A lesão aguda de um nervo periférico raramente produz dor imediatamente; assim, cortar ou comprimir um tronco nervoso produz uma descarga intensa dos axônios afetados, sentida eventualmente como um forte choque. Alguns dias depois, dor em queimação e sensibilização a estímulos mecânicos não-nociceptivos podem aparecer no local da lesão, com irradiação para a área correspondente do nervo afetado (figura 12).

Lesão periférica Estudos experimentais demonstraram que a ponta de um neurônio em regeneração, num nervo periférico, contém numerosos brotos de pequeno diâmetro, que se originam de todas as classes de neurônios. Estes axônios em regeneração apresentam descargas espontâneas, possivelmente causadas pela permeabilidade iônica aumentada nos brotos. Se esse padrão de regeneração é interrompido por qualquer motivo, forma-se um neuroma.
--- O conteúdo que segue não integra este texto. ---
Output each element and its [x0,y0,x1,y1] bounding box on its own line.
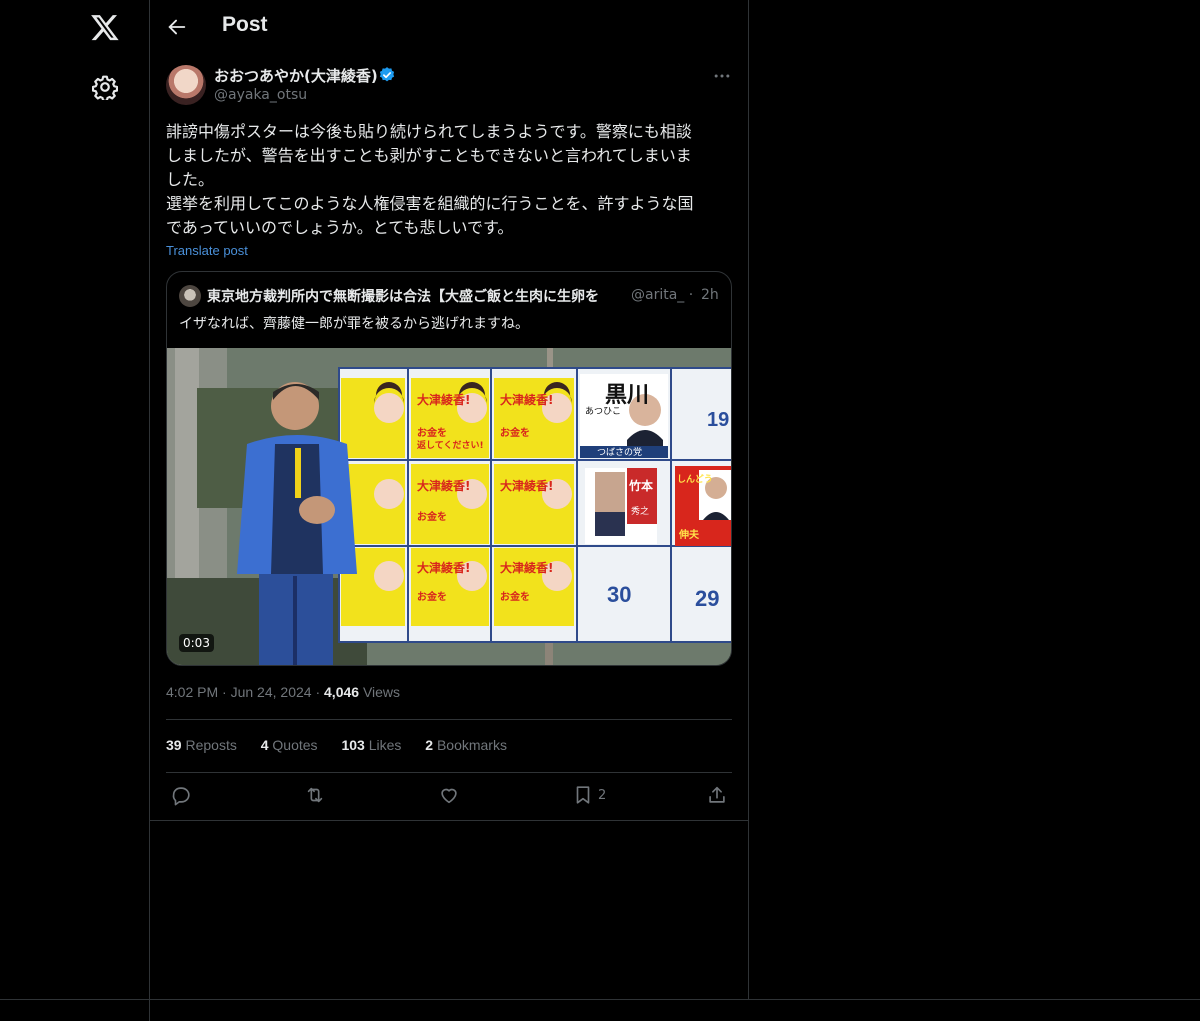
likes-count: 103 [341,737,365,753]
post-text-line: した。 [166,170,215,189]
meta-separator: · [315,684,325,700]
action-bar: 2 [166,784,732,808]
quotes-stat[interactable]: 4 Quotes [261,737,318,753]
poster-takemoto-text: 竹本 [628,478,653,493]
reply-icon [172,787,190,806]
post-bottom-border [150,820,749,821]
author-avatar[interactable] [166,65,206,105]
poster-name-text: 大津綾香! [500,478,553,493]
quoted-post-time: 2h [701,287,719,303]
quoted-handle-text: @arita_ [631,287,685,303]
page-title: Post [222,13,268,36]
poster-party-text: つばさの党 [597,446,642,458]
post-detail-column: Post おおつあやか(大津綾香) @ayaka_otsu 誹謗中傷ポスターは今… [150,0,749,1000]
poster-line2-text: 返してください! [417,439,484,451]
video-frame: 大津綾香! お金を 返してください! 大津綾香! お金を 大津綾香! お金を 大… [167,348,731,665]
board-number-30: 30 [607,582,631,607]
bookmark-button[interactable] [572,784,594,808]
reply-button[interactable] [170,784,192,808]
x-logo-icon[interactable] [90,12,120,42]
post-text-line: 選挙を利用してこのような人権侵害を組織的に行うことを、許すような国 [166,194,694,213]
poster-line1-text: お金を [500,426,530,439]
post-text-line: 誹謗中傷ポスターは今後も貼り続けられてしまうようです。警察にも相談 [166,122,692,141]
engagement-stats: 39 Reposts 4 Quotes 103 Likes 2 Bookmark… [166,737,527,753]
verified-badge-icon [379,67,395,82]
likes-label: Likes [368,737,402,753]
like-button[interactable] [438,784,460,808]
poster-nobuo-text: 伸夫 [678,528,700,541]
quoted-author-avatar[interactable] [179,285,201,307]
poster-name-text: 大津綾香! [500,392,553,407]
poster-atsuhiko-text: あつひこ [585,406,621,417]
share-icon [709,786,725,803]
author-handle[interactable]: @ayaka_otsu [214,87,307,103]
poster-line1-text: お金を [417,510,447,523]
post-meta: 4:02 PM · Jun 24, 2024 · 4,046 Views [166,684,400,700]
back-arrow-icon[interactable] [166,16,188,38]
page-header: Post [150,0,749,56]
divider [166,719,732,720]
post-text-line: であっていいのでしょうか。とても悲しいです。 [166,218,514,237]
translate-post-link[interactable]: Translate post [166,243,248,258]
bookmark-icon [576,786,590,804]
views-count: 4,046 [324,684,360,700]
poster-name-text: 大津綾香! [417,478,470,493]
poster-line1-text: お金を [417,426,447,439]
poster-kurokawa-text: 黒川 [605,383,649,408]
divider [166,772,732,773]
bookmarks-count: 2 [425,737,434,753]
reposts-count: 39 [166,737,182,753]
video-player[interactable]: 大津綾香! お金を 返してください! 大津綾香! お金を 大津綾香! お金を 大… [167,348,731,665]
repost-button[interactable] [304,784,326,808]
left-nav-rail [0,0,150,1021]
repost-icon [307,787,323,803]
reposts-stat[interactable]: 39 Reposts [166,737,237,753]
meta-separator: · [222,684,231,700]
video-duration-badge: 0:03 [179,634,214,652]
reposts-label: Reposts [185,737,237,753]
quoted-post-card[interactable]: 東京地方裁判所内で無断撮影は合法【大盛ご飯と生肉に生卵を @arita_ · 2… [166,271,732,666]
views-label: Views [362,684,401,700]
post-text-line: しましたが、警告を出すことも剥がすこともできないと言われてしまいま [166,146,692,165]
gear-icon[interactable] [92,74,118,100]
share-button[interactable] [706,784,728,808]
likes-stat[interactable]: 103 Likes [341,737,401,753]
poster-name-text: 大津綾香! [417,560,470,575]
bookmarks-stat[interactable]: 2 Bookmarks [425,737,507,753]
page-bottom-border [0,999,1200,1000]
poster-name-text: 大津綾香! [417,392,470,407]
post-time[interactable]: 4:02 PM [166,684,218,700]
like-icon [441,788,457,804]
poster-line1-text: お金を [417,590,447,603]
poster-shindo-text: しんどう [677,473,713,485]
quoted-author-name[interactable]: 東京地方裁判所内で無断撮影は合法【大盛ご飯と生肉に生卵を [207,286,599,306]
board-number-19: 19 [707,409,729,431]
quoted-post-text: イザなれば、齊藤健一郎が罪を被るから逃げれますね。 [179,316,529,332]
author-name[interactable]: おおつあやか(大津綾香) [214,65,378,86]
bookmark-count: 2 [598,788,607,803]
quotes-label: Quotes [272,737,318,753]
board-number-29: 29 [695,586,719,611]
poster-name-text: 大津綾香! [500,560,553,575]
bookmarks-label: Bookmarks [436,737,507,753]
post-text: 誹謗中傷ポスターは今後も貼り続けられてしまうようです。警察にも相談 しましたが、… [166,120,734,240]
quoted-author-handle: @arita_ · [631,287,694,303]
more-icon[interactable] [712,66,732,86]
quotes-count: 4 [260,737,269,753]
post-date[interactable]: Jun 24, 2024 [231,684,312,700]
poster-hideyuki-text: 秀之 [631,505,649,517]
poster-line1-text: お金を [500,590,530,603]
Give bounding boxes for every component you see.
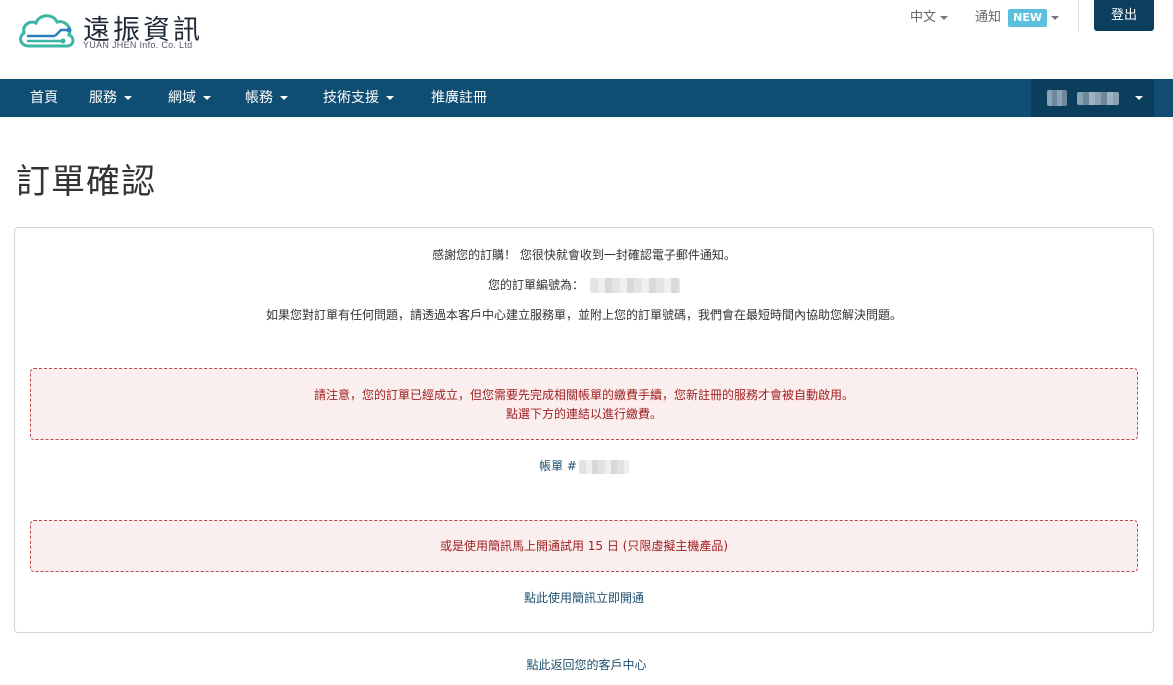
nav-item-support[interactable]: 技術支援: [323, 79, 394, 117]
invoice-label: 帳單 #: [539, 459, 577, 473]
order-number-redacted: [590, 278, 680, 293]
nav-item-affiliates[interactable]: 推廣註冊: [431, 79, 487, 117]
divider: [1078, 0, 1079, 32]
order-number-row: 您的訂單編號為：: [15, 276, 1153, 293]
notifications-dropdown[interactable]: 通知 NEW: [975, 6, 1060, 27]
page-title: 訂單確認: [16, 162, 156, 202]
nav-item-label: 帳務: [245, 90, 273, 106]
new-badge: NEW: [1008, 9, 1048, 27]
account-avatar-redacted: [1047, 90, 1067, 106]
notice-line-2: 點選下方的連結以進行繳費。: [505, 407, 662, 421]
chevron-down-icon: [1135, 96, 1143, 100]
nav-item-billing[interactable]: 帳務: [245, 79, 288, 117]
back-to-client-area-link[interactable]: 點此返回您的客戶中心: [0, 656, 1173, 673]
cloud-logo-icon: [19, 14, 75, 48]
notice-line-1: 請注意，您的訂單已經成立，但您需要先完成相關帳單的繳費手續，您新註冊的服務才會被…: [313, 388, 854, 402]
payment-notice-alert: 請注意，您的訂單已經成立，但您需要先完成相關帳單的繳費手續，您新註冊的服務才會被…: [30, 368, 1138, 440]
nav-item-label: 服務: [89, 90, 117, 106]
brand-logo[interactable]: 遠振資訊 YUAN JHEN Info. Co. Ltd: [17, 8, 217, 54]
nav-item-services[interactable]: 服務: [89, 79, 132, 117]
chevron-down-icon: [203, 96, 211, 100]
help-text: 如果您對訂單有任何問題，請透過本客戶中心建立服務單，並附上您的訂單號碼，我們會在…: [265, 308, 902, 322]
nav-item-home[interactable]: 首頁: [30, 79, 58, 117]
invoice-link-row[interactable]: 帳單 #: [15, 457, 1153, 474]
nav-item-label: 網域: [168, 90, 196, 106]
account-menu[interactable]: [1031, 79, 1154, 117]
chevron-down-icon: [280, 96, 288, 100]
notify-label: 通知: [975, 10, 1002, 25]
order-confirmation-panel: 感謝您的訂購！ 您很快就會收到一封確認電子郵件通知。 您的訂單編號為： 如果您對…: [14, 227, 1154, 633]
invoice-link[interactable]: 帳單 #: [539, 459, 629, 474]
nav-item-label: 技術支援: [323, 90, 379, 106]
thanks-text: 感謝您的訂購！ 您很快就會收到一封確認電子郵件通知。: [432, 248, 736, 262]
chevron-down-icon: [1051, 15, 1060, 20]
language-label: 中文: [910, 10, 937, 25]
sms-link-row: 點此使用簡訊立即開通: [15, 589, 1153, 606]
nav-item-domains[interactable]: 網域: [168, 79, 211, 117]
chevron-down-icon: [940, 15, 949, 20]
main-nav: 首頁 服務 網域 帳務 技術支援 推廣註冊: [0, 79, 1173, 117]
chevron-down-icon: [386, 96, 394, 100]
nav-item-label: 推廣註冊: [431, 90, 487, 106]
header: 遠振資訊 YUAN JHEN Info. Co. Ltd 中文 通知 NEW 登…: [0, 0, 1173, 79]
sms-activation-alert: 或是使用簡訊馬上開通試用 15 日 (只限虛擬主機產品): [30, 520, 1138, 572]
order-number-label: 您的訂單編號為：: [487, 278, 584, 292]
sms-activate-link[interactable]: 點此使用簡訊立即開通: [524, 591, 644, 605]
language-selector[interactable]: 中文: [910, 6, 949, 25]
brand-subtitle: YUAN JHEN Info. Co. Ltd: [83, 40, 193, 50]
account-name-redacted: [1077, 92, 1119, 105]
invoice-number-redacted: [578, 459, 629, 474]
logout-button[interactable]: 登出: [1094, 0, 1154, 31]
chevron-down-icon: [124, 96, 132, 100]
nav-item-label: 首頁: [30, 90, 58, 106]
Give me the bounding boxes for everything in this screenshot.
Os brotamentos dentro de um neuroma são sensíveis a estímulos mecânicos e a excitação pode ocorrer e ser mantida por estimulação cruzada entre axônios próximos. As células do gânglio da raiz dorsal podem também tornar-se espontaneamente ativas, representando outra fonte potencial de descarga anormal proximal à lesão tecidual. Embora os neurônios normais exibam pouca sensibilidade a estímulos químicos, após lesão nervosa experimental em ratos observou-se que o axônio em regeneração na área de seus brotos tornava-se sensível às catecolaminas exógenas ou endógenas. Este efeito parece ser mediado por receptores alfa-adrenérgicos existentes na fibra em regeneração. Dois tipos diferentes de canais de sódio foram encontrados em neurônios sensoriais. O primeiro tipo é sensível à tetrodotoxina (toxina extraída de um peixe), e o segundo tipo é insensível a ela. Os canais de sódio sensíveis à tetrodotoxina são responsáveis pelo início do potencial de ação e existem em todos os neurônios sensoriais. Em contraste, os canais de sódio insensíveis à tetrodotoxina são encontrados somente nos neurônios sensoriais nociceptivos. Eles têm uma cinética de ativação e desativação mais lenta do que os sensíveis e estão envolvidos em estados patológicos. Após lesão de um nervo, ambos os tipos de canal de sódio começam a se acumular no neuroma e ao longo do axônio, resultando em focos de hiperexcitabilidade e potenciais de ação ectópicos. Este mecanismo fisiopatológico explica o quadro clínico de dor espontânea, independente de estímulo e é o racional do tratamento com bloqueadores de canal de sódio (por exemplo, anticonvulsivantes e anestésicos locais).